La historieta, cuya lógica funciona bajo otros términos y otra tradición que la del arte, parece estar haciéndose la misma pregunta en esta primera década del siglo XXI. Un buen ejemplo fue la historieta de una sola página titulada Intrusos, del dibujante Dante Ginevra y el guionista Diego Agrimbau (Ver Figura 1). Dicha historieta fue publicada en la revista FIERRO Nro. 36, en octubre de 2009, y suscitó un debate que partió de la pregunta “¿es esto una historieta?” Quisiéramos reformular la pregunta: ¿Por qué considerar esa página una historieta?2
Un signo interesante: la historieta se plantea las mismas preguntas que otros lenguajes y medios se han venido planteado en diferentes momentos, y el deseo de una respuesta transporta a los lenguajes más allá de sus propias fronteras, expandiéndose sobre territorio desconocido. No indagaremos en las posibles definiciones para la historieta, todas ellas son en algún punto fallidas, insuficientes. Son, en todo caso, recortes de corpus culturales aplicados a la historieta.

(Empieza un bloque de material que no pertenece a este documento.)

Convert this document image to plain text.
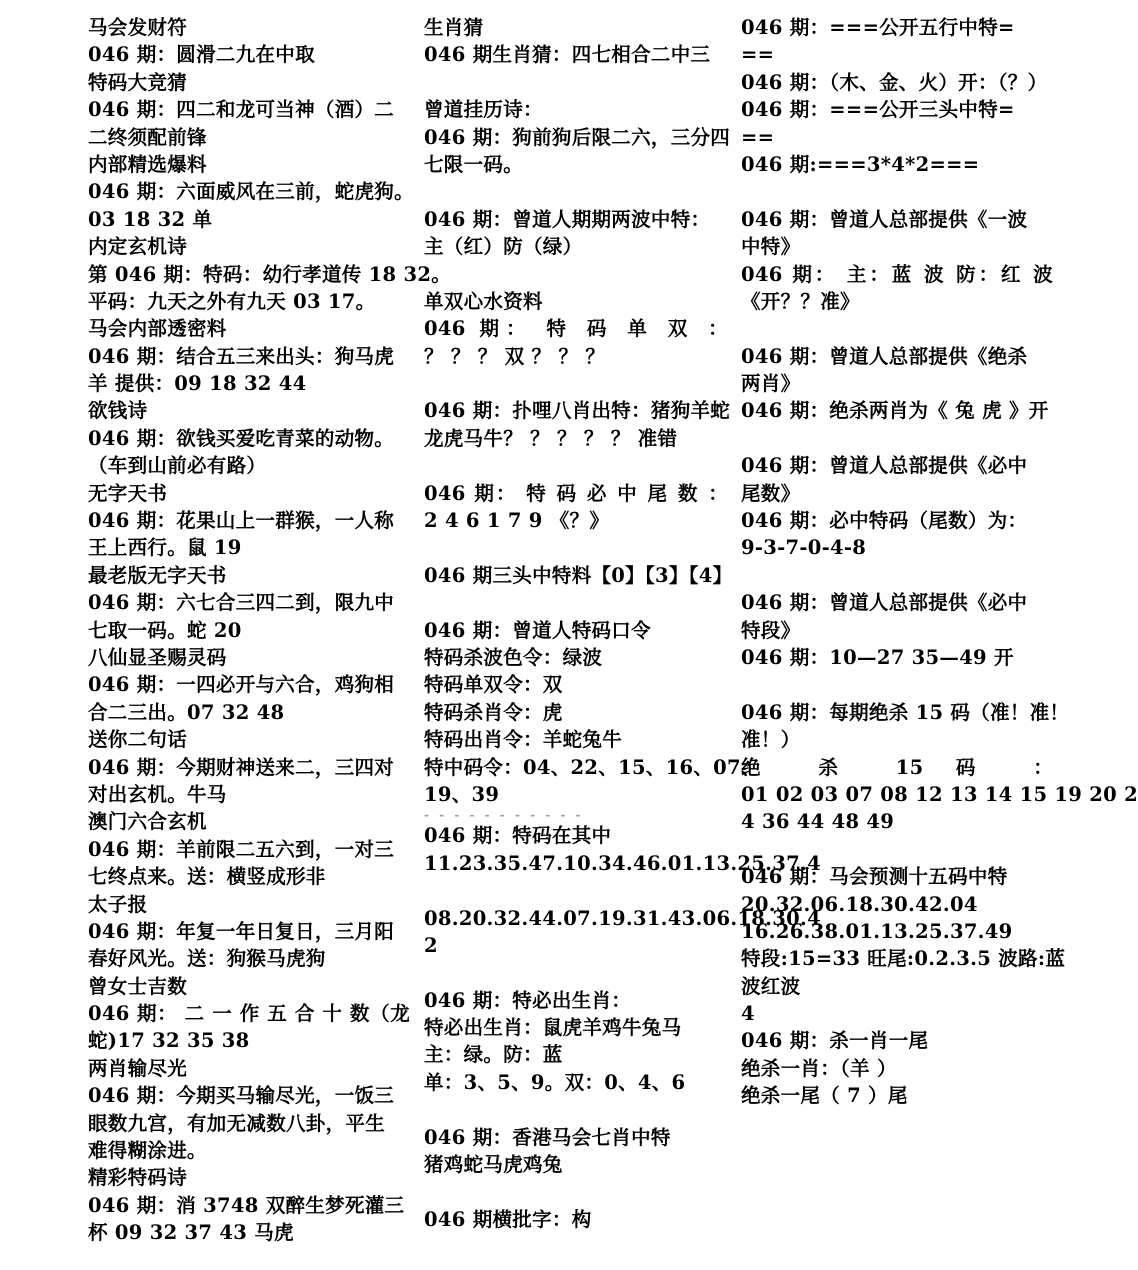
马会发财符
046 期：圆滑二九在中取
特码大竞猜
046 期：四二和龙可当神（酒）二
二终须配前锋
内部精选爆料
046 期：六面威风在三前，蛇虎狗。
03 18 32 单
内定玄机诗
第 046 期：特码：幼行孝道传 18 32。
平码：九天之外有九天 03 17。
马会内部透密料
046 期：结合五三来出头：狗马虎
羊 提供：09 18 32 44
欲钱诗
046 期：欲钱买爱吃青菜的动物。
（车到山前必有路）
无字天书
046 期：花果山上一群猴，一人称
王上西行。鼠 19
最老版无字天书
046 期：六七合三四二到，限九中
七取一码。蛇 20
八仙显圣赐灵码
046 期：一四必开与六合，鸡狗相
合二三出。07 32 48
送你二句话
046 期：今期财神送来二，三四对
对出玄机。牛马
澳门六合玄机
046 期：羊前限二五六到，一对三
七终点来。送：横竖成形非
太子报
046 期：年复一年日复日，三月阳
春好风光。送：狗猴马虎狗
曾女士吉数
046 期： 二 一 作 五 合 十 数（龙
蛇)17 32 35 38
两肖输尽光
046 期：今期买马输尽光，一饭三
眼数九宫，有加无减数八卦，平生
难得糊涂进。
精彩特码诗
046 期：消 3748 双醉生梦死灌三
杯 09 32 37 43 马虎
生肖猜
046 期生肖猜：四七相合二中三
曾道挂历诗：
046 期：狗前狗后限二六，三分四
七限一码。
046 期：曾道人期期两波中特：
主（红）防（绿）
单双心水资料
046 期： 特 码 单 双 ：
？ ？ ？ 双 ？ ？ ？
046 期：扑哩八肖出特：猪狗羊蛇
龙虎马牛？ ？ ？ ？ ？ 准错
046 期： 特 码 必 中 尾 数 ：
2 4 6 1 7 9 《？》
046 期三头中特料【0】【3】【4】
046 期：曾道人特码口令
特码杀波色令：绿波
特码单双令：双
特码杀肖令：虎
特码出肖令：羊蛇兔牛
特中码令：04、22、15、16、07、
19、39
- - - - - - - - - - -
046 期：特码在其中
11.23.35.47.10.34.46.01.13.25.37.4
08.20.32.44.07.19.31.43.06.18.30.4
2
046 期：特必出生肖：
特必出生肖：鼠虎羊鸡牛兔马
主：绿。防：蓝
单：3、5、9。双：0、4、6
046 期：香港马会七肖中特
猪鸡蛇马虎鸡兔
046 期横批字：构
046 期：===公开五行中特=
==
046 期：（木、金、火）开：（？）
046 期：===公开三头中特=
==
046 期:===3*4*2===
046 期：曾道人总部提供《一波
中特》
046 期： 主：蓝 波 防：红 波
《开？？准》
046 期：曾道人总部提供《绝杀
两肖》
046 期：绝杀两肖为《 兔 虎 》开
046 期：曾道人总部提供《必中
尾数》
046 期：必中特码（尾数）为：
9-3-7-0-4-8
046 期：曾道人总部提供《必中
特段》
046 期：10—27 35—49 开
046 期：每期绝杀 15 码（准！准！
准！）
绝 杀 15 码 ：
01 02 03 07 08 12 13 14 15 19 20 2
4 36 44 48 49
046 期：马会预测十五码中特
20.32.06.18.30.42.04
16.26.38.01.13.25.37.49
特段:15=33 旺尾:0.2.3.5 波路:蓝
波红波
4
046 期：杀一肖一尾
绝杀一肖：（羊 ）
绝杀一尾（ 7 ）尾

Tomemos, en cambio, la definición del propio guionista respecto a su obra: “Intrusos es una historieta porque lo parece”. (Vazquez, 2012)

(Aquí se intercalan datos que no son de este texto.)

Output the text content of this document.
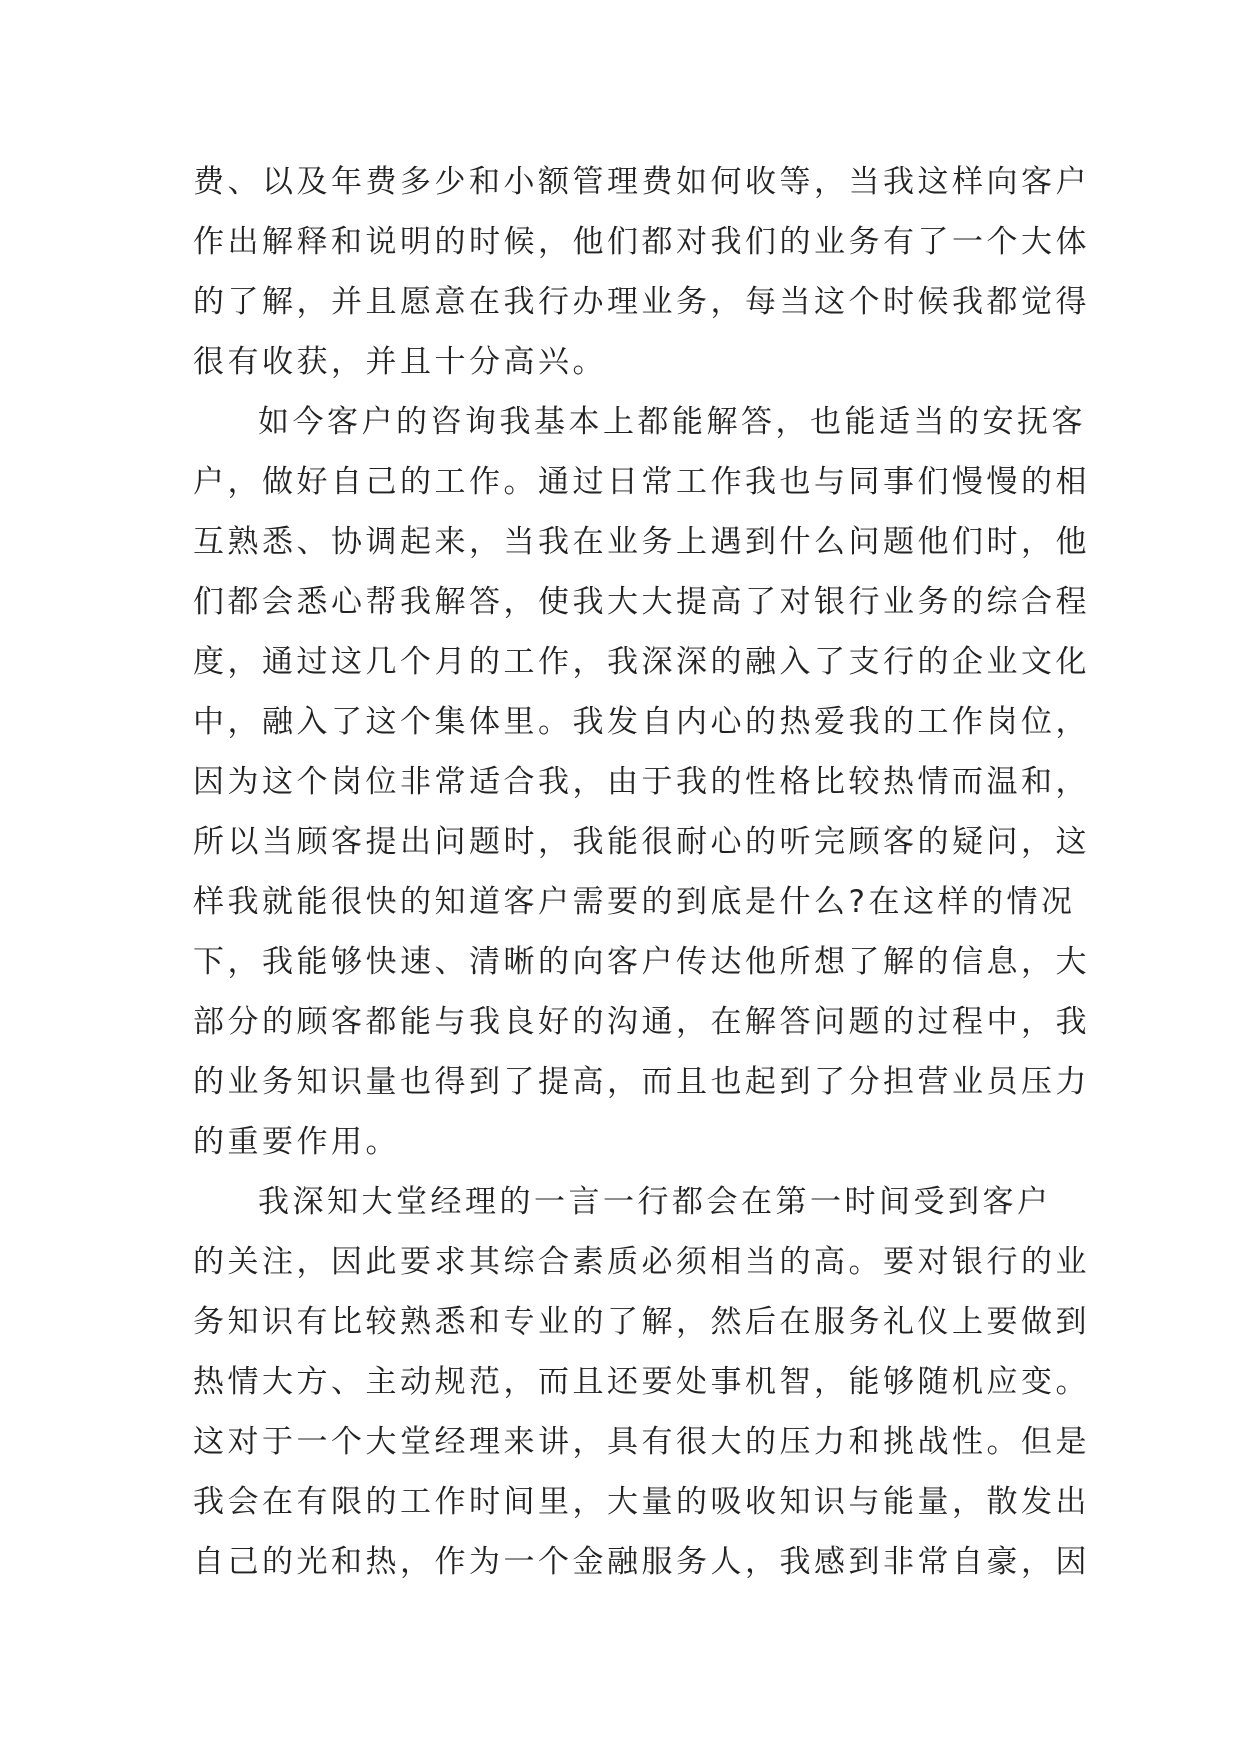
费、以及年费多少和小额管理费如何收等，当我这样向客户
作出解释和说明的时候，他们都对我们的业务有了一个大体
的了解，并且愿意在我行办理业务，每当这个时候我都觉得
很有收获，并且十分高兴。
如今客户的咨询我基本上都能解答，也能适当的安抚客
户，做好自己的工作。通过日常工作我也与同事们慢慢的相
互熟悉、协调起来，当我在业务上遇到什么问题他们时，他
们都会悉心帮我解答，使我大大提高了对银行业务的综合程
度，通过这几个月的工作，我深深的融入了支行的企业文化
中，融入了这个集体里。我发自内心的热爱我的工作岗位，
因为这个岗位非常适合我，由于我的性格比较热情而温和，
所以当顾客提出问题时，我能很耐心的听完顾客的疑问，这
样我就能很快的知道客户需要的到底是什么?在这样的情况
下，我能够快速、清晰的向客户传达他所想了解的信息，大
部分的顾客都能与我良好的沟通，在解答问题的过程中，我
的业务知识量也得到了提高，而且也起到了分担营业员压力
的重要作用。
我深知大堂经理的一言一行都会在第一时间受到客户
的关注，因此要求其综合素质必须相当的高。要对银行的业
务知识有比较熟悉和专业的了解，然后在服务礼仪上要做到
热情大方、主动规范，而且还要处事机智，能够随机应变。
这对于一个大堂经理来讲，具有很大的压力和挑战性。但是
我会在有限的工作时间里，大量的吸收知识与能量，散发出
自己的光和热，作为一个金融服务人，我感到非常自豪，因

La historieta de Ginevra/Agrimbau comienza -como suelen hacerlo las obras- con la pregunta ¿cómo contar lo que se quiere contar? Y elige una constricción formal como respuesta: la página única donde contar una secuencia de un solo plano. Es decir, no puede haber secuenciación en el sentido clásico, con los pasajes panel-a-panel, la fragmentación del plano, la elipsis, etc. Esta síntesis radical lejos de promover una solución al esquema lo que hace es potenciar todas aquellas diferencias sublimadas tradicionalmente en el género y la secuenciación. Dibujo y palabras son incrustados sobre el cuadro pero al mismo tiempo mantienen su distancia. Los cartuchos de texto son una serie de epigramas que parecen deslizarse sobre el crepúsculo de las ruinas de un edificio demolido, y simultáneamente parecen abrirse como ventanas al vacío, señalando el artificio. La superficie es la cosa, y entre las grietas el texto afirma su dominio.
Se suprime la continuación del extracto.